A verdade é que o bom povo quer ver os seus representantes à distância. No conforto dos gabinetes a executar o trabalho entediante de ler relatórios e outra literatura do género.

Não há volta a dar. Os portugueses não gostam de políticos, sobretudo quando estes são “profissionais” e, pior ainda, quando se dizem “profissionais”.
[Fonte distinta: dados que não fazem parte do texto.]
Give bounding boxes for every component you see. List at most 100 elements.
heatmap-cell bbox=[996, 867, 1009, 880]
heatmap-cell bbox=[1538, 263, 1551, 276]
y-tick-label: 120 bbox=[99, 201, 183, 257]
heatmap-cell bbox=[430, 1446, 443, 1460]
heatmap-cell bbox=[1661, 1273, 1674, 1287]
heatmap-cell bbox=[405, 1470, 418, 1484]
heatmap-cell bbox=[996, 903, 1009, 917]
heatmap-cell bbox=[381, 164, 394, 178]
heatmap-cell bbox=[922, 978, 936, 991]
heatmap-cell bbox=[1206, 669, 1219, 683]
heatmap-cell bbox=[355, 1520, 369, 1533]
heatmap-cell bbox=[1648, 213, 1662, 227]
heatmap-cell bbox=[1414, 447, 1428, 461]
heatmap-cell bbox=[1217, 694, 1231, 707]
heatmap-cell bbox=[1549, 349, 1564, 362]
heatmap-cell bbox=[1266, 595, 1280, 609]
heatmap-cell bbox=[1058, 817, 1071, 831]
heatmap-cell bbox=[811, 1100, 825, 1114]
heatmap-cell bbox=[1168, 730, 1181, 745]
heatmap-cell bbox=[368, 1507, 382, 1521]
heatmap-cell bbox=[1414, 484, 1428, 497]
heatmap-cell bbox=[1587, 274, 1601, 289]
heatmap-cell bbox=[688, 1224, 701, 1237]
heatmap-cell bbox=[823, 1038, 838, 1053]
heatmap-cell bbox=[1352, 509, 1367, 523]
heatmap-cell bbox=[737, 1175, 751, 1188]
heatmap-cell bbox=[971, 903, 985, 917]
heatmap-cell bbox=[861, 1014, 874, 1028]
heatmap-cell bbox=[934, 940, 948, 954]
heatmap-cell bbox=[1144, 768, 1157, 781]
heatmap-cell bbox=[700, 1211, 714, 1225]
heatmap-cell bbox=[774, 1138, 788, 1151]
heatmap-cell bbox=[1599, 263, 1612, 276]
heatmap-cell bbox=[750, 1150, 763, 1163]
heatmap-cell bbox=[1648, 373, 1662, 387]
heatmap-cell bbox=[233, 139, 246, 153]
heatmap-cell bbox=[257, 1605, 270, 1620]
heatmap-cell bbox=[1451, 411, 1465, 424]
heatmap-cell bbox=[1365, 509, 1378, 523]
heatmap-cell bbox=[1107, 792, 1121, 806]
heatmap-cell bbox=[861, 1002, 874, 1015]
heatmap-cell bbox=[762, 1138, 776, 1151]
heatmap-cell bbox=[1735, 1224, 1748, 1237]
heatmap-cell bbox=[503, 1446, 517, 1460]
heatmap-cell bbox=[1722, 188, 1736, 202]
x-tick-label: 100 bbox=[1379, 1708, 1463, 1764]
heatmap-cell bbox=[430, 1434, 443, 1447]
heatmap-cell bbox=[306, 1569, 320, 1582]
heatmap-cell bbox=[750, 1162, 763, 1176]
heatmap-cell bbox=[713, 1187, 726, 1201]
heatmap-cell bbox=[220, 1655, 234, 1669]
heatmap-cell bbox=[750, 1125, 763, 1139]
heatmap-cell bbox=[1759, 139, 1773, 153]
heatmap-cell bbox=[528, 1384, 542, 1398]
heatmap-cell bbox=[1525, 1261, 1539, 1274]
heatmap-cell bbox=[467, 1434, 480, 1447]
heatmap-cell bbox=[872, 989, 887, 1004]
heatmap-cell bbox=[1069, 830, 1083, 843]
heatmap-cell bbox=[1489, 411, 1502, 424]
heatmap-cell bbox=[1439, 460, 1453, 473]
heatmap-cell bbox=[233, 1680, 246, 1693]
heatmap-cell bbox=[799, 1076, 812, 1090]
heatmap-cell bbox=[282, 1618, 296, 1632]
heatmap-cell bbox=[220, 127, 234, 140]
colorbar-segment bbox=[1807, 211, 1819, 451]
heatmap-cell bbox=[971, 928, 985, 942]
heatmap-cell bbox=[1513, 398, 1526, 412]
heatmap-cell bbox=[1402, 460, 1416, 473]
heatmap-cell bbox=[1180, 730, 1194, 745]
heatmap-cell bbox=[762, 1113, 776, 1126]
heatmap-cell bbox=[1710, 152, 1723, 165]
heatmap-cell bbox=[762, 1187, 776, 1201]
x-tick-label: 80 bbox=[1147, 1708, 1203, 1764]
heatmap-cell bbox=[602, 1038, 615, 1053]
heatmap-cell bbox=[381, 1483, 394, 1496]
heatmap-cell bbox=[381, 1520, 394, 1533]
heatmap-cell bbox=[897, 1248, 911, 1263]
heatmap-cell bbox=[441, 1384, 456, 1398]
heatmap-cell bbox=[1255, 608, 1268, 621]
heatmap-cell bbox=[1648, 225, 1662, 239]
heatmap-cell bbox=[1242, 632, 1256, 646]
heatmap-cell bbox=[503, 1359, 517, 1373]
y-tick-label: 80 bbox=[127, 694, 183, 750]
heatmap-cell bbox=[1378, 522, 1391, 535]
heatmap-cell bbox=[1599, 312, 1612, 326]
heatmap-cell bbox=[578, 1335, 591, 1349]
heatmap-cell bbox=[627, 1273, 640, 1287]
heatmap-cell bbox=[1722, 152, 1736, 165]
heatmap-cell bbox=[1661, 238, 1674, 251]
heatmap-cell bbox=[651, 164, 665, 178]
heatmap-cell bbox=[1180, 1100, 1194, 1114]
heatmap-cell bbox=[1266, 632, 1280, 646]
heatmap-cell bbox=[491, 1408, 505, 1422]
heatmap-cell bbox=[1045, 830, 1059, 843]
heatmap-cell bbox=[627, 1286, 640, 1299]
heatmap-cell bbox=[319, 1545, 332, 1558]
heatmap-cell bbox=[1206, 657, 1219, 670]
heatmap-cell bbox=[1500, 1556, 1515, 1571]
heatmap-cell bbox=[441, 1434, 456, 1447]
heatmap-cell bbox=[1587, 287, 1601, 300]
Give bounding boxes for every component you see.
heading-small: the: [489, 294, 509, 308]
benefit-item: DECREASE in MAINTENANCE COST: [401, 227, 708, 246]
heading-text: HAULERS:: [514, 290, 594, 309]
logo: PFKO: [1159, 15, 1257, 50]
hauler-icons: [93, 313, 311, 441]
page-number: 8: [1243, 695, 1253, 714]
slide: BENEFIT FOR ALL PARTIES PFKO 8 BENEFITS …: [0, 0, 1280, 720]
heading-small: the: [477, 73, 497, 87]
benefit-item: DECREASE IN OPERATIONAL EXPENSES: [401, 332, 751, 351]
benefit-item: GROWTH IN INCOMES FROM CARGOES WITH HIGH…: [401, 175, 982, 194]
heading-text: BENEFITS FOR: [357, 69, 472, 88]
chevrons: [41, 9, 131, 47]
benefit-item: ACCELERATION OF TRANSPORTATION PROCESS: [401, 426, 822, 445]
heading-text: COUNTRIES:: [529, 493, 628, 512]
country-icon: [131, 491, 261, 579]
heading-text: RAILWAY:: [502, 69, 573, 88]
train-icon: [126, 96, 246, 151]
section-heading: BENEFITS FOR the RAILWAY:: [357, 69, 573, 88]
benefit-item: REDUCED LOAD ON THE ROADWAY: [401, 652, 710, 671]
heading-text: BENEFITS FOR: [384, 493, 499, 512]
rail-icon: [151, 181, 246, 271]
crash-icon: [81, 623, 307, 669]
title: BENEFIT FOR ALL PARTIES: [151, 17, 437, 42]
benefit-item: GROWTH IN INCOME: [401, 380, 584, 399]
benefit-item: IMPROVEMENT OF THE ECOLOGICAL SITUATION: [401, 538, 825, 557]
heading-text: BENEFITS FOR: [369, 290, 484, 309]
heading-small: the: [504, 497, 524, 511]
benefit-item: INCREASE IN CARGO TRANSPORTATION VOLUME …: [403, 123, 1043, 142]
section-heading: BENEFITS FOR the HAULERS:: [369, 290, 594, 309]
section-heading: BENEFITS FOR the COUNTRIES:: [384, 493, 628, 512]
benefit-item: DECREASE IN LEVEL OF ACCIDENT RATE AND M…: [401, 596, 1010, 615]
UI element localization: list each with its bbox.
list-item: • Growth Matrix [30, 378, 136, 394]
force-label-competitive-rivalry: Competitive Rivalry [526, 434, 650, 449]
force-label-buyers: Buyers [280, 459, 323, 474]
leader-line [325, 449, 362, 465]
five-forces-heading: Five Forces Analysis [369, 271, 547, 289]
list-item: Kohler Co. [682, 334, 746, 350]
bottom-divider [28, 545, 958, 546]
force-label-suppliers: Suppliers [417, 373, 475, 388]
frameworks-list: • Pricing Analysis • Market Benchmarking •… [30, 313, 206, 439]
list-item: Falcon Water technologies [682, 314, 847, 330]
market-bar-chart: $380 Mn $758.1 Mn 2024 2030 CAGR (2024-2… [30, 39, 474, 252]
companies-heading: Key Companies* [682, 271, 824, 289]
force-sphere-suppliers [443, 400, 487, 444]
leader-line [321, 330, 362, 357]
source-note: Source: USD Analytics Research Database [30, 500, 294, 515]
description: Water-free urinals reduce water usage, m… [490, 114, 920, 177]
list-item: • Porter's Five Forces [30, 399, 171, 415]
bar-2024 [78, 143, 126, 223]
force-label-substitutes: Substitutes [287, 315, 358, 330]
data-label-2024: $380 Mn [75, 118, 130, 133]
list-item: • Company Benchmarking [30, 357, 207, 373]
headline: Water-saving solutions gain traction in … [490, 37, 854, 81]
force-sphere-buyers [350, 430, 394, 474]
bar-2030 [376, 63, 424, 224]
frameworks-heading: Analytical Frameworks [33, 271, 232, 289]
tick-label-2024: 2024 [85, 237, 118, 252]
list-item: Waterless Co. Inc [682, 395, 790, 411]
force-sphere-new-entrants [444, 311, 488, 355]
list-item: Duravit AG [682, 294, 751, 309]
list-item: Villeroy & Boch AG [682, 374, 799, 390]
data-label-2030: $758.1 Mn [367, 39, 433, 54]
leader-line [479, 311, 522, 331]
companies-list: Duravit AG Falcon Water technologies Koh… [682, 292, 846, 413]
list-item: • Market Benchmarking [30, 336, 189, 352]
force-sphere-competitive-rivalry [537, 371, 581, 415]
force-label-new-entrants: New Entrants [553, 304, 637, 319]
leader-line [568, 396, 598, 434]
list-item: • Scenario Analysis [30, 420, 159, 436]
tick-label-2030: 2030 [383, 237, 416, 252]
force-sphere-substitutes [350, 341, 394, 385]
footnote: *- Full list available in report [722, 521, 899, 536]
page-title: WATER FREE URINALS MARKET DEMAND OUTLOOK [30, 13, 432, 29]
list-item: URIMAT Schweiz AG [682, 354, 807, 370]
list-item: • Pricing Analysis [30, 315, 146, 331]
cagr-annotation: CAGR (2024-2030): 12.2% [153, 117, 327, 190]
MENOS PROXIMIDADE. Uma boa notícia. O governo pretende acabar com mais de 200 concelhos e com centenas de freguesias. Brindo a isso. O país não precisa de nenhuma regionalização ou de qualquer outra estrutura intermédia entre o poder central e o poder local. Tal serviria apenas para atrapalhar, aumentando a despesa, o número de funcionários e a burocracia. O que é preciso é fundir concelhos ou então, nalguns casos, dividir concelhos. Parece que a ideia é acabar com os que têm menos de 10 mil habitantes. Uma proposta razoável. No distrito da Guarda desapareceriam do mapa oito dos actuais 14. Escapavam à tangente Pinhel e Trancoso (têm, respectivamente, 10 545 e 10 682 habitantes) e, mais à vontade, o Sabugal (14 381), Gouveia (15 827), Seia (27 640) e, claro, a Guarda (43 981). Sem dúvida que esta medida permitiria uma utilização mais racional e eficiente dos escassos recursos humanos e materiais do país e um melhor planeamento e ordenamento do território. Estou convencido de que a maioria do povo não se importaria nada de ser integrado num concelho maior. As pessoas querem é ver os seus problemas resolvidos e a sua terra a desenvolver-se. As forças de bloqueio são as máquinas partidárias que de repente ficariam sem uma série de tachos para distribuir. Não estou a ver os senhores do poder local perderem os seus pequenos feudos de poder pessoal sem dar luta. Mas o governo deve estar ao serviço das populações e do bem público e não das cliques partidárias. Espero que este projecto seja mesmo para avançar.